I know this in my bones – because I’ve been there. I’ve held a number of different jobs with different organizations (and worked for myself), consulted with 50+ organizations, hired for well over 200 positions, interviewed close to 2000 people, and read through many thousands of resumes.
But the path I’ve taken hasn’t ever been straightforward – nor did I have any real sense of direction for a long time.
The answer to that (really annoying) question, “what do you want to be when you grow up?” was never clear to me.
In high school, I was friends with people who were already great at something – music, poetry, science, math, theater. I was okay at a lot of things, and not great at forcing myself to work really, really hard to get an A in any of them. I felt lost.
The first time I experienced something that lit me up was in the summer before senior year of high school, when I did a program designed to expose us to the issues facing cities, partly through working with local nonprofit organizations. This was when I first connected with my peers who wanted to make a difference, even if we didn’t exactly know how. It was an eye-opening experience to break out of my cushy suburban world and see what was really happening in neighboring Boston, what dynamics were at play, and who was working to help.
This was an important clue, and gave me concrete examples of what meaningful work – for me – could look like.
In college, I majored in history because that was the subject that attracted enough of my interest to focus on it for several years and a 50-page thesis (on Victorian British and Irish history – very practical for job prospects!). But the biggest investment of my time really went into the community I had joined – whether volunteering on Saturday mornings or working in an elementary school in the adjacent neighborhood on the South Side of Chicago; conducting campus tours and helping prospective students to find out if our school was a good fit; being a resident assistant in a dorm; or serving on and then co-leading the student-run crisis hotline.
Another clue: I gravitated much more toward doing rather than academics.
Nearing graduation, I briefly tried to land a lucrative consulting job (until I bombed that interview – and also realized the only part of that work I wanted to do was the pro bono piece), and then tried to get a nonprofit gig, only to strike out by the time I graduated.
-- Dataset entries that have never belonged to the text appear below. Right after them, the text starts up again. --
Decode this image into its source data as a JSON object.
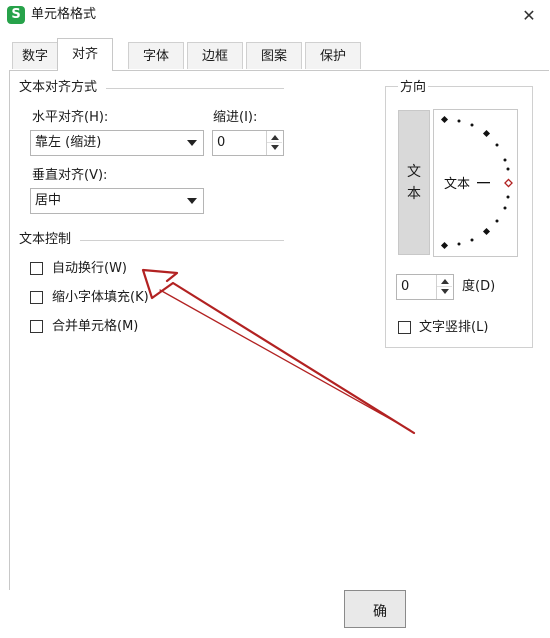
{
  "window": {
    "title": "单元格格式",
    "app_icon_letter": "S",
    "close_symbol": "✕"
  },
  "tabs": [
    {
      "label": "数字",
      "active": false
    },
    {
      "label": "对齐",
      "active": true
    },
    {
      "label": "字体",
      "active": false
    },
    {
      "label": "边框",
      "active": false
    },
    {
      "label": "图案",
      "active": false
    },
    {
      "label": "保护",
      "active": false
    }
  ],
  "alignment": {
    "section_title": "文本对齐方式",
    "horizontal_label": "水平对齐(H):",
    "horizontal_value": "靠左 (缩进)",
    "indent_label": "缩进(I):",
    "indent_value": "0",
    "vertical_label": "垂直对齐(V):",
    "vertical_value": "居中"
  },
  "text_control": {
    "section_title": "文本控制",
    "wrap_text": {
      "label": "自动换行(W)",
      "checked": false
    },
    "shrink_to_fit": {
      "label": "缩小字体填充(K)",
      "checked": false
    },
    "merge_cells": {
      "label": "合并单元格(M)",
      "checked": false
    }
  },
  "orientation": {
    "section_title": "方向",
    "vertical_text_chars": [
      "文",
      "本"
    ],
    "dial_text": "文本",
    "degree_value": "0",
    "degree_label": "度(D)",
    "vertical_stack": {
      "label": "文字竖排(L)",
      "checked": false
    }
  },
  "buttons": {
    "ok_label": "确"
  },
  "colors": {
    "app_icon": "#27a24a",
    "annotation_arrow": "#b22222",
    "dial_active_point": "#b22222"
  }
}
I went back home for the summer confused about my direction, and locked into a lease that I had to find a way to pay for.
Some people have the benefit of knowing early on what they love to do, and what they are great at. But I think the vast majority of us panicked inside when we got the inevitable question, “what do you want to be when you grow up?” – and maybe we responded with a quick answer, or something that made the adult asking smile.
As we get further into our careers, we’re supposed to be grown up – to already be settled on our career path. We have responsibilities. We have expectations to uphold.
But what if, underneath all of that, we’re still wondering, or wishing, what else is out there?
What if we could ask questions that invite possibility of something better, something that would make that younger version of ourselves proud: What makes you light up? What brings you joy? How can you bring your experience into a new realm? How can you do work where your expertise is truly valued?
These are the questions that light me up…because I know how they’ve unlocked the clues that have brought me to the work I get to do every day.